Umsetzung erfordert zweigleisige Strategie

Ein Umwandlungsprozess diesen Ausmaßes muss, ausgehend von der derzeitigen gesetzlichen und organisatorischen Situation, Schritt für Schritt zu einem inklusiven Bildungssystem führen. Dies unterstreicht auch die ambivalent wirkende Aussage, dass der Regelförderort die allgemeine Schule ist, Eltern aber weiterhin die Förderschule wählen können.

Dem Antrag, die UN-Konvention in Schulen umzusetzen, liegt die realistische Annahme zugrunde, dass sich die Situation des gemeinsamen Lernens in Nordrhein-Westfalen regional unterschiedlich entwickelt hat – sowohl in organisatorischer, als auch in quantitativer Hinsicht.

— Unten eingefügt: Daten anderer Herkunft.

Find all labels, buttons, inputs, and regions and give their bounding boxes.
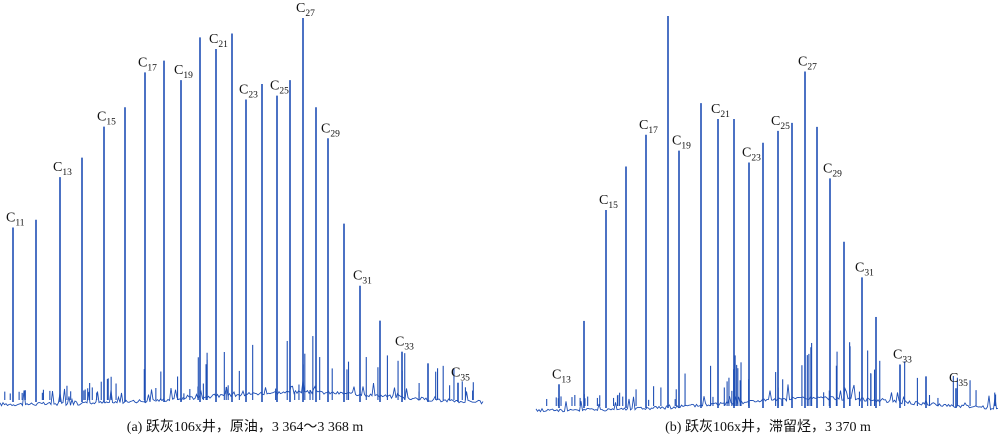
- caption-b: (b) 跃灰106x井，滞留烃，3 370 m: [665, 420, 871, 435]
- peak-label: C25: [270, 79, 289, 97]
- peak-label: C13: [53, 160, 72, 178]
- peak-label: C19: [672, 134, 691, 152]
- caption-a: (a) 跃灰106x井，原油，3 364～3 368 m: [126, 420, 364, 435]
- peak-label: C13: [552, 367, 571, 385]
- peak-label: C11: [6, 211, 25, 229]
- peak-label-subscript: 19: [183, 71, 193, 81]
- peak-label-subscript: 21: [720, 110, 730, 120]
- peak-label: C17: [639, 118, 658, 136]
- baseline-trace: [0, 380, 484, 407]
- peak-label-subscript: 29: [832, 169, 842, 179]
- peak-label: C35: [949, 371, 968, 389]
- peak-label-subscript: 25: [780, 122, 790, 132]
- peak-label: C23: [742, 146, 761, 164]
- peak-label: C31: [353, 269, 372, 287]
- peak-label-subscript: 15: [608, 201, 618, 211]
- peak-label-subscript: 17: [147, 63, 157, 73]
- peak-label-subscript: 11: [15, 219, 24, 229]
- peak-label-subscript: 23: [751, 154, 761, 164]
- peak-label: C15: [599, 193, 618, 211]
- peak-label-subscript: 35: [460, 374, 470, 384]
- peak-label-subscript: 17: [648, 126, 658, 136]
- peak-label: C23: [239, 82, 258, 100]
- peak-label: C21: [711, 102, 730, 120]
- peak-label-subscript: 25: [279, 87, 289, 97]
- peak-label-subscript: 31: [864, 268, 874, 278]
- peak-label-subscript: 31: [362, 277, 372, 287]
- peak-label-subscript: 13: [62, 168, 72, 178]
- chromatogram-b: C13 C15 C17 C19 C21 C23 C25 C27 C29 C31 C33 C35: [535, 16, 999, 413]
- peak-label: C27: [296, 1, 315, 19]
- peak-label: C31: [855, 260, 874, 278]
- peak-label: C25: [771, 114, 790, 132]
- peak-label: C29: [823, 161, 842, 179]
- peak-label: C29: [321, 121, 340, 139]
- peak-label-subscript: 21: [218, 40, 228, 50]
- peak-label: C17: [138, 55, 157, 73]
- peak-label-subscript: 27: [807, 62, 817, 72]
- chromatogram-panel-b: C13 C15 C17 C19 C21 C23 C25 C27 C29 C31 C33 C35 (b)…: [535, 0, 1000, 438]
- peak-label-subscript: 35: [958, 379, 968, 389]
- peak-label: C19: [174, 63, 193, 81]
- peak-label: C33: [893, 347, 912, 365]
- peak-label-subscript: 33: [902, 355, 912, 365]
- peak-label-subscript: 19: [681, 142, 691, 152]
- peak-label-subscript: 13: [561, 375, 571, 385]
- peak-label-subscript: 27: [305, 9, 315, 19]
- peak-label: C33: [395, 335, 414, 353]
- baseline-trace: [535, 384, 999, 413]
- peak-label: C27: [798, 54, 817, 72]
- chromatogram-panel-a: C11 C13 C15 C17 C19 C21 C23 C25 C27 C29 C31 C33 C35 …: [0, 0, 490, 438]
- peak-label: C15: [97, 110, 116, 128]
- peak-label-subscript: 23: [248, 90, 258, 100]
- peak-label-subscript: 33: [404, 343, 414, 353]
- peak-label-subscript: 29: [330, 129, 340, 139]
- peak-label-subscript: 15: [106, 118, 116, 128]
- peak-label: C21: [209, 32, 228, 50]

Allerdings gibt es seit der eindeutigen Positionierung des Landtags keine Zweifel mehr an der Ausrichtung: Es wird nicht mehr gerungen, ob Inklusion umgesetzt wird, sondern es muss – im Dialog mit allen Beteiligten – daran gearbeitet werden, wie der Prozess zu einem inklusiven Schulsystem konsequent und nachhaltig gestaltet werden kann. Dabei kommt es darauf an, alle mitzunehmen – die sonderpädagogischen Lehrkräfte ebenso wie die allgemeinen Schulen, die zunehmend zum Förderort auch für Kinder und Jugendliche mit Behinderungen werden, die Schulträger, aber auch die Eltern- und Lehrerverbände und nicht zuletzt natürlich die Schülerinnen und Schüler.

Es geht darum, „Botschafter für Inklusion“ zu gewinnen. Partner, die helfen, Akzeptanz und Veränderungsbereitschaft in der Öffentlichkeit herzustellen, so dass Vorbehalte oder Ängste, wie etwa Sorgen vor Überforderung, ernst genommen und durch gute Beispiele aus der in Nordrhein-Westfalen schon langjährig vorhandenen Praxis gelungenen gemeinsamen Lernens abgebaut werden. Aber auch hier ist klar: Das vorhandene System des Gemeinsamen Unterrichts und der Integrativen Lerngruppen für die sonderpädagogische Förderung in der Sekundarstufe I kann nur ein Übergang hin zu einem inklusiven Bildungssystem sein.